If I had to explain this system of the human understanding to one who found it difficult to grasp abstract ideas, I should say, "Consider man as a walking clock; the heart as its mainspring, the contents of the thorax as the principal parts of the works; look on the head as a bell furnished with little hammers attached to an infinite number of threads which are carried to all corners of the clock-case. Fix upon the bell one of those little figures with which we ornament the top of our clocks, and let it listen, like a musician who listens to see if his instrument is in tune: this little figure is the soul. If many of these little threads are pulled at once, the bell will be struck several times, and the little figure will hear several notes simultaneously. Imagine that there are some of these threads that are always being pulled; and just as we only notice the noise of Paris by day when it ceases at night, we shall be unconscious of some sensations which are continuous, such as of our existence. The mind, especially in health, is unconscious of its own existence, unless it deliberately examines itself. When we are well, we are unconscious of any part of our body; and if any part draws attention to itself by pain, we are certainly not well; and if it is by a pleasurable sensation, it is by no means certain that we are the better for it."

I could pursue my analogy still further, and add that the sounds produced by the bell do not die away at once, but have some duration; that they produce chords with the sounds that follow, and the little figure that listens compares them, and pronounces them harmonious or dissonant; that memory, which we need to form opinions and to speak, is the resonance of the bell; the judgement, the formation of chords; and speech, a succession of chords. It is not without reason that some brains are said to be "cracked," like a bell. And is not the law, which is so necessary in a series of harmonies, of having at least one note common to the chord and that following it, also applicable? Does not this common note resemble the middle term of a syllogism? And what else is the likeness we observe in certain minds but the result of some freak of nature by which two intervals are marked, one a fifth and the other a third, in relation to another note? By this fertile analogy, and with all the madness of Pythagoras, I might demonstrate the wisdom of that Scythian law which prescribed one friend as a necessity, permitted two, and forbade three. Among the Scythians, I might say, a man was "out of tune" if the note which he gave forth found no harmonic among his fellow-men three friends would make a perfect accord; while a fourth superadded would be but a repetition of one of the former three, or would introduce a discordant note.
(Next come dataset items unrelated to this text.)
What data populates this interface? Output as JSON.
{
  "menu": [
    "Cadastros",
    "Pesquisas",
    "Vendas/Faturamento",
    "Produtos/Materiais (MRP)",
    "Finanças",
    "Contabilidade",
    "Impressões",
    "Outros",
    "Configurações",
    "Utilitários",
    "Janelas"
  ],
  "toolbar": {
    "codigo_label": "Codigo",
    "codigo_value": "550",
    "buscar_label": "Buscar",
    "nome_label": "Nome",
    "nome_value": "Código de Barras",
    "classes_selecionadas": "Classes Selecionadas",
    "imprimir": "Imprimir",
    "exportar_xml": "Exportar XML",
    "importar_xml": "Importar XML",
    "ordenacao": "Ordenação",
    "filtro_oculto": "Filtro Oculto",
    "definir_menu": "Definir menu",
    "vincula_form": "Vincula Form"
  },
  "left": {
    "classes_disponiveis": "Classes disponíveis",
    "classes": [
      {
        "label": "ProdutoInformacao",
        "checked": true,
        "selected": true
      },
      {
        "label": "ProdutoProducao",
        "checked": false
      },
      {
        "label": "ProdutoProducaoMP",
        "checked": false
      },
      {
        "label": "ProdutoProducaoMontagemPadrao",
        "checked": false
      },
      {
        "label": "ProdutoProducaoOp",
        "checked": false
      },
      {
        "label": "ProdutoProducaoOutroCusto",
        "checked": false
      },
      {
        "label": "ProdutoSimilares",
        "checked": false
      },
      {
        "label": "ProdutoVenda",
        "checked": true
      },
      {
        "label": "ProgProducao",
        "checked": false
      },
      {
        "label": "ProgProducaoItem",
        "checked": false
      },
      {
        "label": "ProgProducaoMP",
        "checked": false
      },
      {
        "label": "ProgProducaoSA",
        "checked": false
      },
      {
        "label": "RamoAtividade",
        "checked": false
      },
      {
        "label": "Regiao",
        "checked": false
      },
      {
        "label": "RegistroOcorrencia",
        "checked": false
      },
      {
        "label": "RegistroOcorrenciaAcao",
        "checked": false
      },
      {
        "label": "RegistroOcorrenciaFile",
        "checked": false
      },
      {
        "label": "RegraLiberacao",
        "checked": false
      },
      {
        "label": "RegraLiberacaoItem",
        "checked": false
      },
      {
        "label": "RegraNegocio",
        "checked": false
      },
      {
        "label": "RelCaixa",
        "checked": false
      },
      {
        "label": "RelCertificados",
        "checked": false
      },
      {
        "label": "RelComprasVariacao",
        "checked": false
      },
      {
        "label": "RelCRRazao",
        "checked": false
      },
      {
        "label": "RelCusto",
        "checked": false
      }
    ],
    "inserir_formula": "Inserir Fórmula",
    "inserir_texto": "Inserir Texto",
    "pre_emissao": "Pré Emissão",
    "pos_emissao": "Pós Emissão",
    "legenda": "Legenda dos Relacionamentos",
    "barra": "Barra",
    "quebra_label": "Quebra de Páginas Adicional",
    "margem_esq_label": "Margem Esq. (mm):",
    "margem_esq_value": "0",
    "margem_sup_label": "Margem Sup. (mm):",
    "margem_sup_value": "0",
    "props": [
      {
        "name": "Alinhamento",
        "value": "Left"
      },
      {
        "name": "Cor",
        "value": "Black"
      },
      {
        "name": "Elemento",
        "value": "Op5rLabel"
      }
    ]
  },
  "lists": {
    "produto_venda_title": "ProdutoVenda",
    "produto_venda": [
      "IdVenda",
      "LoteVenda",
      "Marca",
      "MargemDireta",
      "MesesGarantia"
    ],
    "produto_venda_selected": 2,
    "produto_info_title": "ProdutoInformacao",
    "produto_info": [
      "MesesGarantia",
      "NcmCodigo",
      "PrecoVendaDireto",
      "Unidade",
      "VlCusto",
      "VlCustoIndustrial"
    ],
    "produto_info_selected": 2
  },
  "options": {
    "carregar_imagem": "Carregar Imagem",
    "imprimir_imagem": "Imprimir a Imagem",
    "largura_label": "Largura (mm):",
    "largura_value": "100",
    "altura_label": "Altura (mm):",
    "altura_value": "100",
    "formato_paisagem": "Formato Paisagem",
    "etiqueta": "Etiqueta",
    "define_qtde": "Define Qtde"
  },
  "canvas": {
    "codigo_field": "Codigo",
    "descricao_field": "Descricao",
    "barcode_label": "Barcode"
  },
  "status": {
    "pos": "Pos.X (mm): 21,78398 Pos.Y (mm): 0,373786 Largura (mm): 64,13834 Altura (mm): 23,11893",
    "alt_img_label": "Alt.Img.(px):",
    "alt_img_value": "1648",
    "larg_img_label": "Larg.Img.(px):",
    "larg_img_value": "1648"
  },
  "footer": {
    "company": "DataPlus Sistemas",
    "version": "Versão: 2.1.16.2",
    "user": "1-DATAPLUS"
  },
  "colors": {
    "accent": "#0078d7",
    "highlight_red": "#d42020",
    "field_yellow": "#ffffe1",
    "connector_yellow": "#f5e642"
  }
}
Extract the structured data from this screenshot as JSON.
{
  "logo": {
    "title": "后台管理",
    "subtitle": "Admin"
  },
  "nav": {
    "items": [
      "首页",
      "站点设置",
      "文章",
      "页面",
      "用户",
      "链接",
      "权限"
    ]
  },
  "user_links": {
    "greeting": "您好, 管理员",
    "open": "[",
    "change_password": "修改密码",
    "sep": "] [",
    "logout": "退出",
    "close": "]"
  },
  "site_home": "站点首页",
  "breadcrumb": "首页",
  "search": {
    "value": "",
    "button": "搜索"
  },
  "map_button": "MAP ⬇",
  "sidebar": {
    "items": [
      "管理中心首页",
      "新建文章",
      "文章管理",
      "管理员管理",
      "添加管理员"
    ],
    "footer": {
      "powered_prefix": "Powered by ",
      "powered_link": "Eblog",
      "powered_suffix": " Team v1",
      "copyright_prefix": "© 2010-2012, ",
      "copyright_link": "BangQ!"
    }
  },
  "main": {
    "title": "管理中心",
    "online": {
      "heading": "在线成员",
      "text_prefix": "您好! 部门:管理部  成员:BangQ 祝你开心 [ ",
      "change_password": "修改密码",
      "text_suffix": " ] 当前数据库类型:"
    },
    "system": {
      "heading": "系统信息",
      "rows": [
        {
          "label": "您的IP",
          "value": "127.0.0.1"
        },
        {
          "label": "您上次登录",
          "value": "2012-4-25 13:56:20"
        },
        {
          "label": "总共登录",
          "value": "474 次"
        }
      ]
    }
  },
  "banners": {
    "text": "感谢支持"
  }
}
-Denis Diderot, Diderot's Early Philosophical Work, Ayer Publishing, 1972, p.p. 185-6

i'm fine

I'm in Tokyo and fine, worried about the casualty in the northern area and the nuclear power plants(no leaks so far). We are still feeling aftershocks. I'm watching Al Jazeera English reporting this earthquake. It reports that an oil refinery near Tokyo got fire, and it looks as if Gaddafi bombed it.

Thursday, March 3, 2011

we are 'prosumers'

I'm reading Brian Holmes's essay The Flexible Personality. These days we are not simply consuming. we are not alienated from the process of production. Holmes calls us "prosumer." I think this is very much the case for those who are making music.